Out of the Box

Box Design 

Box #4

I wanted my box to have some aspects of crate design. Out of the four sides, two sides would be a 12″ x 14.5″ x 0.75″ wall of wood while the other two sides would each have 3 horizontal planks that are 3.5″ x 16″ x 0.75″.

Woodshop: Cutting the wood and routing chamfers

For the planks, I used the radial arm saw to cut a long plank of wood into smaller pieces that were 16″ long. For the larger pieces of wood (the other two non-planked sides and the bottom of the box), I used the table saw. An advantage I saw in the table saw was that I didn’t need to measure out the wood and mark pencil lines because the table saw had a built-in ruler to measure.

After that, I used the router with a chamfer bit to create 45 degree angle on all edges the planks (except for the bottom two planks that needed a flat edge flushed against the bottom of the box). This made the edges less sharp and easier to hold onto.

 

Sanding: 500 grit sandpaper and orbital sander

For the larger pieces of wood, I used the orbital sander. This was helpful because the wood I used that weren’t planks was extremely rough, and the orbital sander was able to remove a lot of material in a small amount of time. The planks required more precision, as I didn’t want to use the orbital sander on the chamfer edges, so I used 500 grit sandpaper.

Staining: I decided to stain the wood first, before assembling. For the exterior of the box, I used walnut colored wood stain. For the interior of the box, I used gray wood stain.

Assembly: Attempting the Kreg jig and drilling

Uneven measurements: As I started assembling the wood pieces, I noticed that the plank lengths were a bit uneven, with one in particular quite shorter than the others. It was still long enough to reach one wall to the opposite wall. The two walls of wood were also at slightly different heights, with one wall being about 1 cm taller. Potential reasons for the discrepancy in the planks could be due to my own inaccurate penciled-in measurement and the difference in the walls could be a discrepancy in the built-in measurement system of the table saw.
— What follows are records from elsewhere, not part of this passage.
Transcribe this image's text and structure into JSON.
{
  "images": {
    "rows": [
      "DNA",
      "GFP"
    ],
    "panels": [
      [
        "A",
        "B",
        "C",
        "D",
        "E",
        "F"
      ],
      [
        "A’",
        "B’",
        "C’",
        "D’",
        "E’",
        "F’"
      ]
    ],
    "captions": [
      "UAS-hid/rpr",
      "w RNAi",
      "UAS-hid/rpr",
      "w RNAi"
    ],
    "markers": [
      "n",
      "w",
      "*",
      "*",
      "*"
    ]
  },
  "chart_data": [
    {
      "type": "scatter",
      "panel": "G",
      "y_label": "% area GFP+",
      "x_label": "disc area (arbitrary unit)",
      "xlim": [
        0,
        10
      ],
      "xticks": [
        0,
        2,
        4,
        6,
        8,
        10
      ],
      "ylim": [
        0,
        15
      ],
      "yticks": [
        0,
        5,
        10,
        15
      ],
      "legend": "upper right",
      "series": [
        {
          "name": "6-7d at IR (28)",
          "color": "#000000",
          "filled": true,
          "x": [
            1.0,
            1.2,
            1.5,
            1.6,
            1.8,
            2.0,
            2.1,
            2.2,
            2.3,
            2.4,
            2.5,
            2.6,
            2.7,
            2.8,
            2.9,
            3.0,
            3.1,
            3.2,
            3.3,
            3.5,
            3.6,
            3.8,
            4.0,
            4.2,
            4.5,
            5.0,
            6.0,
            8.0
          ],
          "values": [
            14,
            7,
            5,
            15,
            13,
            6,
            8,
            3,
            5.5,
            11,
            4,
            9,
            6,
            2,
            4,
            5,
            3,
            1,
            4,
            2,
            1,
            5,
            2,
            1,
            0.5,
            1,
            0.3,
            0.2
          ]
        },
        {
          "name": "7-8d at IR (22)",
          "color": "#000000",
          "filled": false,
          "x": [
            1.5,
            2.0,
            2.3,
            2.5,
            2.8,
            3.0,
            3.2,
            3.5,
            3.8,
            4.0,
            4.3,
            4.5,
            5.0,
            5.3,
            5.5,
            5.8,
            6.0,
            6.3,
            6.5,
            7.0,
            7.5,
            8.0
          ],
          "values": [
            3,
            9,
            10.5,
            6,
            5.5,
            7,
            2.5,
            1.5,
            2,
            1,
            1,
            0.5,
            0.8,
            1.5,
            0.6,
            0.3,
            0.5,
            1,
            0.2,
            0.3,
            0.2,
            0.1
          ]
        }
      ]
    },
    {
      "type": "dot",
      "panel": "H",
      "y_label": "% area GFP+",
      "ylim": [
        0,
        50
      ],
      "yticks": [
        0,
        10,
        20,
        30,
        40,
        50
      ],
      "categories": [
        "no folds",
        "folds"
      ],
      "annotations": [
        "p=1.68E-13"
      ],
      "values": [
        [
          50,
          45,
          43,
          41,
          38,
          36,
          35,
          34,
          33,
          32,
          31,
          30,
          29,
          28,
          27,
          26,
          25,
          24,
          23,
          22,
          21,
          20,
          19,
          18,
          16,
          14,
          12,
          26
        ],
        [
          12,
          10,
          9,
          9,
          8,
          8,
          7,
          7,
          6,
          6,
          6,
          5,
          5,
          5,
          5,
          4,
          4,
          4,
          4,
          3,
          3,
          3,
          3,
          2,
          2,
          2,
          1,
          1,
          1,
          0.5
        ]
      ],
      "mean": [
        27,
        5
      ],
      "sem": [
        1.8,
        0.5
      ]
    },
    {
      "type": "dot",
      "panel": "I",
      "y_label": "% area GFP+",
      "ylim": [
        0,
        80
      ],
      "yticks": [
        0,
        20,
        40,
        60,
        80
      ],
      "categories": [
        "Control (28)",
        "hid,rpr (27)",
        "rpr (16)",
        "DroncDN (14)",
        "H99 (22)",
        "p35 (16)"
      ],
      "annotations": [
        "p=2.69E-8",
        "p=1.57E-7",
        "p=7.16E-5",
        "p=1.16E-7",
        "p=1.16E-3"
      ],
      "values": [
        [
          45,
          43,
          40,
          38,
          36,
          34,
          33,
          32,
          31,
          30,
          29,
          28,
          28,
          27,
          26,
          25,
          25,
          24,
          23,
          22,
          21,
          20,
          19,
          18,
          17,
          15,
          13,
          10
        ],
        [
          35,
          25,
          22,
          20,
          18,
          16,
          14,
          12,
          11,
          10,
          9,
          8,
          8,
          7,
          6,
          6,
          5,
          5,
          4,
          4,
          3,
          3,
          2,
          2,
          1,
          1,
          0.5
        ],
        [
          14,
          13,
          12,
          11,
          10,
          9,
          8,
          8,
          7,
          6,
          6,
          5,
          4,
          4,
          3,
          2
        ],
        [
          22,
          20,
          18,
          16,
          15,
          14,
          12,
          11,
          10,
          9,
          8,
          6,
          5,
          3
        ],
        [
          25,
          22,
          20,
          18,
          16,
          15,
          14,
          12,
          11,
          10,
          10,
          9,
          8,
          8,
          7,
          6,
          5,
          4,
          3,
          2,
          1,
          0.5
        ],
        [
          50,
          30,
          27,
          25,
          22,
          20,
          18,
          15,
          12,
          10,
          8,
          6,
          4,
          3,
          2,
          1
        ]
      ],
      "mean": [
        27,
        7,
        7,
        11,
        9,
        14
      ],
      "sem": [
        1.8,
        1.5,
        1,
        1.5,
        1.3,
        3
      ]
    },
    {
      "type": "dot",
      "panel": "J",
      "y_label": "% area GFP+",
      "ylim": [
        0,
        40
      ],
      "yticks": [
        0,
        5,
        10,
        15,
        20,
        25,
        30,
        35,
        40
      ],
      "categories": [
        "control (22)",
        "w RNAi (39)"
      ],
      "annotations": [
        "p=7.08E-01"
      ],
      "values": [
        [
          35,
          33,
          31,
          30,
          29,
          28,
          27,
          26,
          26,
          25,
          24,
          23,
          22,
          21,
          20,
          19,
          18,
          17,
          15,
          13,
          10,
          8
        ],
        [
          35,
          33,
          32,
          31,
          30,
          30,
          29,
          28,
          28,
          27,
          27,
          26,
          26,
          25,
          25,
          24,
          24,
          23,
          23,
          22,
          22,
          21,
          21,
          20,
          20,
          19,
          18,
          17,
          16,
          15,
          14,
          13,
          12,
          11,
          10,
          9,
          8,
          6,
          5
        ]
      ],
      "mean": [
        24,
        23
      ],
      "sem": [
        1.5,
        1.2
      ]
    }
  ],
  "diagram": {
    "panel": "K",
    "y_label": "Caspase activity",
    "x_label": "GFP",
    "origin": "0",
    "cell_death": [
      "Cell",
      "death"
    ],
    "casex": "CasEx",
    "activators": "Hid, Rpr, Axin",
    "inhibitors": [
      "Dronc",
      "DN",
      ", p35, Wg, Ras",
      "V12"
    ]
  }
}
Kreg jig: I experimented with the kreg jig to hide the screws when connecting the walls of the wood to the bottom of the box. The kreg jig worked, but the screws did pierce the other side of the wood a little bit, though not very noticable. I tried seeing if I could connect the planks to the wall using the kreg jig also. This was difficult, as some times when I tried drilling the pivot hole, it would stop half-way through the wood as if it was blocked by something. I decided to switch my plan and go to the standard drilling method.
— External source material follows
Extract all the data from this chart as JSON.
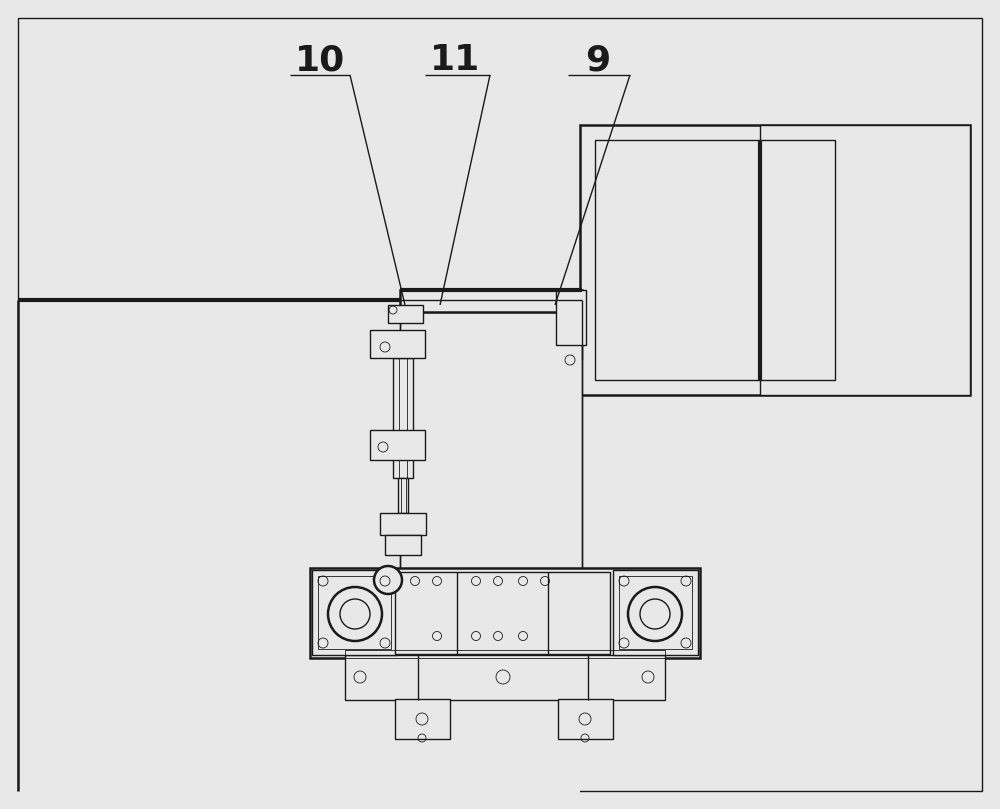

Top and bottom left holes do not have screws. These were trials.

Drilling: Most of the screws were able to embed itself deeper than the wood surface, making the screw heads not protrude outward. However, some screws were not able to go deeper than the wood surface. For those screws, perhaps an unprecise pivot hole prevented the entire screw from embedding into the wood.

Screw heads embedded into the wood

Middle screw is slightly protruding

Cost analysis:

3/4 in. x 2 ft. x 4 ft wood => 24 in x 48 in = 1152 in^2 wood for $31.58

Total area of wood for my box calculation:  (width of 0.75″ is the same)
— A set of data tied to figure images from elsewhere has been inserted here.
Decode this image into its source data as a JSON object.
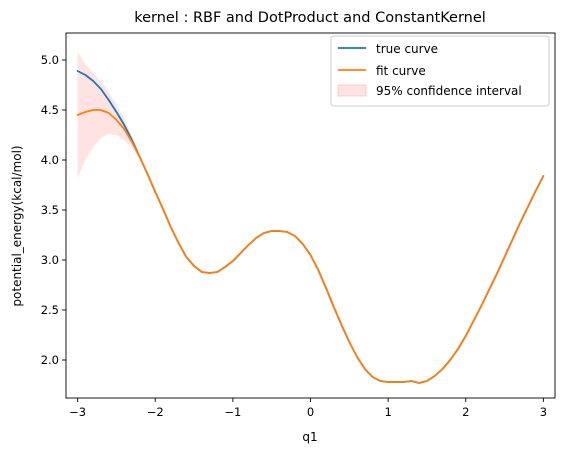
{
  "chart_data": {
    "type": "line",
    "title": "kernel : RBF and DotProduct and ConstantKernel",
    "xlabel": "q1",
    "ylabel": "potential_energy(kcal/mol)",
    "xlim": [
      -3.15,
      3.15
    ],
    "ylim": [
      1.62,
      5.27
    ],
    "xticks": [
      -3,
      -2,
      -1,
      0,
      1,
      2,
      3
    ],
    "xtick_labels": [
      "−3",
      "−2",
      "−1",
      "0",
      "1",
      "2",
      "3"
    ],
    "yticks": [
      2.0,
      2.5,
      3.0,
      3.5,
      4.0,
      4.5,
      5.0
    ],
    "ytick_labels": [
      "2.0",
      "2.5",
      "3.0",
      "3.5",
      "4.0",
      "4.5",
      "5.0"
    ],
    "grid": false,
    "legend_position": "top-right",
    "x": [
      -3.0,
      -2.9,
      -2.8,
      -2.7,
      -2.6,
      -2.5,
      -2.4,
      -2.3,
      -2.2,
      -2.1,
      -2.0,
      -1.9,
      -1.8,
      -1.7,
      -1.6,
      -1.5,
      -1.4,
      -1.3,
      -1.2,
      -1.1,
      -1.0,
      -0.9,
      -0.8,
      -0.7,
      -0.6,
      -0.5,
      -0.4,
      -0.3,
      -0.2,
      -0.1,
      0.0,
      0.1,
      0.2,
      0.3,
      0.4,
      0.5,
      0.6,
      0.7,
      0.8,
      0.9,
      1.0,
      1.1,
      1.2,
      1.3,
      1.4,
      1.5,
      1.6,
      1.7,
      1.8,
      1.9,
      2.0,
      2.1,
      2.2,
      2.3,
      2.4,
      2.5,
      2.6,
      2.7,
      2.8,
      2.9,
      3.0
    ],
    "series": [
      {
        "name": "true curve",
        "color": "#1f77b4",
        "values": [
          4.89,
          4.85,
          4.79,
          4.71,
          4.6,
          4.48,
          4.35,
          4.2,
          4.03,
          3.86,
          3.68,
          3.51,
          3.33,
          3.17,
          3.03,
          2.94,
          2.88,
          2.87,
          2.88,
          2.93,
          2.99,
          3.07,
          3.15,
          3.22,
          3.27,
          3.29,
          3.29,
          3.28,
          3.24,
          3.16,
          3.05,
          2.9,
          2.72,
          2.53,
          2.35,
          2.18,
          2.03,
          1.91,
          1.83,
          1.79,
          1.78,
          1.78,
          1.78,
          1.79,
          1.77,
          1.79,
          1.84,
          1.91,
          2.0,
          2.11,
          2.24,
          2.39,
          2.54,
          2.7,
          2.86,
          3.03,
          3.2,
          3.37,
          3.53,
          3.69,
          3.84
        ]
      },
      {
        "name": "fit curve",
        "color": "#ff7f0e",
        "values": [
          4.45,
          4.48,
          4.5,
          4.5,
          4.47,
          4.4,
          4.31,
          4.18,
          4.03,
          3.86,
          3.68,
          3.51,
          3.33,
          3.17,
          3.03,
          2.94,
          2.88,
          2.87,
          2.88,
          2.93,
          2.99,
          3.07,
          3.15,
          3.22,
          3.27,
          3.29,
          3.29,
          3.28,
          3.24,
          3.16,
          3.05,
          2.9,
          2.72,
          2.53,
          2.35,
          2.18,
          2.03,
          1.91,
          1.83,
          1.79,
          1.78,
          1.78,
          1.78,
          1.79,
          1.77,
          1.79,
          1.84,
          1.91,
          2.0,
          2.11,
          2.24,
          2.39,
          2.54,
          2.7,
          2.86,
          3.03,
          3.2,
          3.37,
          3.53,
          3.69,
          3.84
        ]
      }
    ],
    "confidence_band": {
      "name": "95% confidence interval",
      "color": "#ffcccc",
      "x": [
        -3.0,
        -2.9,
        -2.8,
        -2.7,
        -2.6,
        -2.5,
        -2.4,
        -2.3,
        -2.2,
        -2.1
      ],
      "lower": [
        3.82,
        4.0,
        4.13,
        4.22,
        4.26,
        4.25,
        4.2,
        4.12,
        4.01,
        3.86
      ],
      "upper": [
        5.08,
        4.96,
        4.87,
        4.78,
        4.68,
        4.55,
        4.42,
        4.24,
        4.05,
        3.86
      ]
    }
  }
}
6 pieces of (3.5″ x 16″ planks) = 336 in^2

2 pieces of (14.5″ x 12″ wall side) = 348 in^2

1 piece of (16″ x 16″ bottom) = 256 in^2

Total area = 940 in^2

Wood cost = 940 in^2 x ($31.58 / 1152 in^2) = $25.77

28 screws x ($0.08 / 1 screw) = $2.24

Stain = ~8 oz x ($13.57/ 32 oz) = $3.39

Labor: 6 hours x ($15 / 1 hour) = $90

Total cost = $121.40

Final box:

Conclusion:

It was fascinating to experiment with many different techniques–using the table saw, routing, using the kreg jig, sanding, staining–to go from raw wood to a complete, easy-to-carry box that can hold items in it.